By Charles Fleming, Los Angeles Times

Motorcycling can be a dangerous activity. Adventure riding is a little more so.

I should know. After more than 40 years of off-road motorcycling without a serious injury or broken bone, I went down hard in the desert this spring — and couldn’t get up.

The fall occurred halfway through an all-day ride organized by Jeremy LeBreton and his AltRider team in Pahrump, Nev. The “Taste of Dakar” ride was meant to introduce adventure riders to the greatest adventure ride of them all, the Dakar Rally off-road race that happens annually in South America.

The weekend started promisingly. I rode part of Friday, getting accustomed to a BMW F800GS that the tour and motorcycle rental company MotoQuest had provided.

But Saturday morning, things turned bad. An hour into the ride, I hit a ditch that had been hiding under a bush. I went over the handlebars in classic “Flying W” form and came up with a tweaked neck, abrasions on my left side and a fair amount of skin removed from my left wrist.

I rode on. An hour later, going about 25 miles an hour up a slight grade dotted with grapefruit-sized rocks, the front end of the bike washed out and I went over — again on my left side. It was clear to me on impact that I was no longer whole.

Dakar veteran Simon Pavey saw the fall and was at my side. “Are you all right?” he asked.

“I’m afraid not,” I said, pointing at my shoulder.

LeBreton was able to call for a truck to help get me to a hospital.

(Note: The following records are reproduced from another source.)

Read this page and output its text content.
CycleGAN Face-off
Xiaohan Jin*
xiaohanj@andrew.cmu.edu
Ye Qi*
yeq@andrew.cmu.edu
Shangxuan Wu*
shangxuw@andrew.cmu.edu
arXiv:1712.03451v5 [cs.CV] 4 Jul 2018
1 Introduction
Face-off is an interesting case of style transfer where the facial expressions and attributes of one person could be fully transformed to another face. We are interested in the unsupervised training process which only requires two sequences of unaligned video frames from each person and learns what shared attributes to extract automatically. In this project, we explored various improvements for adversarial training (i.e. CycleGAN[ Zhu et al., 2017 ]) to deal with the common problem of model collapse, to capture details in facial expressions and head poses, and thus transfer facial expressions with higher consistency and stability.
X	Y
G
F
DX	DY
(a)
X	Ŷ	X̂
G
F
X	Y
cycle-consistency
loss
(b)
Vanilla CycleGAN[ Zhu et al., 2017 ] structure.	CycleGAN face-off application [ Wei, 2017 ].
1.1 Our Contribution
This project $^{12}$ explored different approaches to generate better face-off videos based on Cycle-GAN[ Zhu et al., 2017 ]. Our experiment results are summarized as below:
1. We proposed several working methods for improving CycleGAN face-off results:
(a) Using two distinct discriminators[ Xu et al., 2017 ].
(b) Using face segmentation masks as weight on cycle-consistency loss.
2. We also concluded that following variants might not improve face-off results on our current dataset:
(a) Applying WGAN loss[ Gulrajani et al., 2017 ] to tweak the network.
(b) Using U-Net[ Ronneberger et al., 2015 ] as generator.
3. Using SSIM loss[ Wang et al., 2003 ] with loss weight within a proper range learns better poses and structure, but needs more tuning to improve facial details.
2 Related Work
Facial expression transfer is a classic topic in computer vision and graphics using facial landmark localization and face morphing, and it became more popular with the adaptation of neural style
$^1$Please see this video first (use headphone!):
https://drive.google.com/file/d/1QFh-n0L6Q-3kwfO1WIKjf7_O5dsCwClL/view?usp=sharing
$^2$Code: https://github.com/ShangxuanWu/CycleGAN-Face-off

But we were several miles from any navigable road, and it was clear I couldn’t ride without doing more damage to myself. So LeBreton and a couple of other riders went off in search of someone else that could get me off the trail.

An hour later, a couple of rock hounds in a Jeep came up the canyon below us. They offered to carry me to the road to meet the truck.

It was almost six hours from the fall to the ER. A doctor confirmed the broken collarbone, gave me pain medication and told me to try to get back to Los Angeles and see a surgeon.

One surgery, one titanium plate, eight screws and four months later, I had recovered enough to go adventure riding again.

I was lucky. Had the fall involved a head injury, or a compound fracture, or internal injuries, I would have required a helicopter evacuation and might not have made it.

As LeBreton said: “You really got a taste of Dakar.”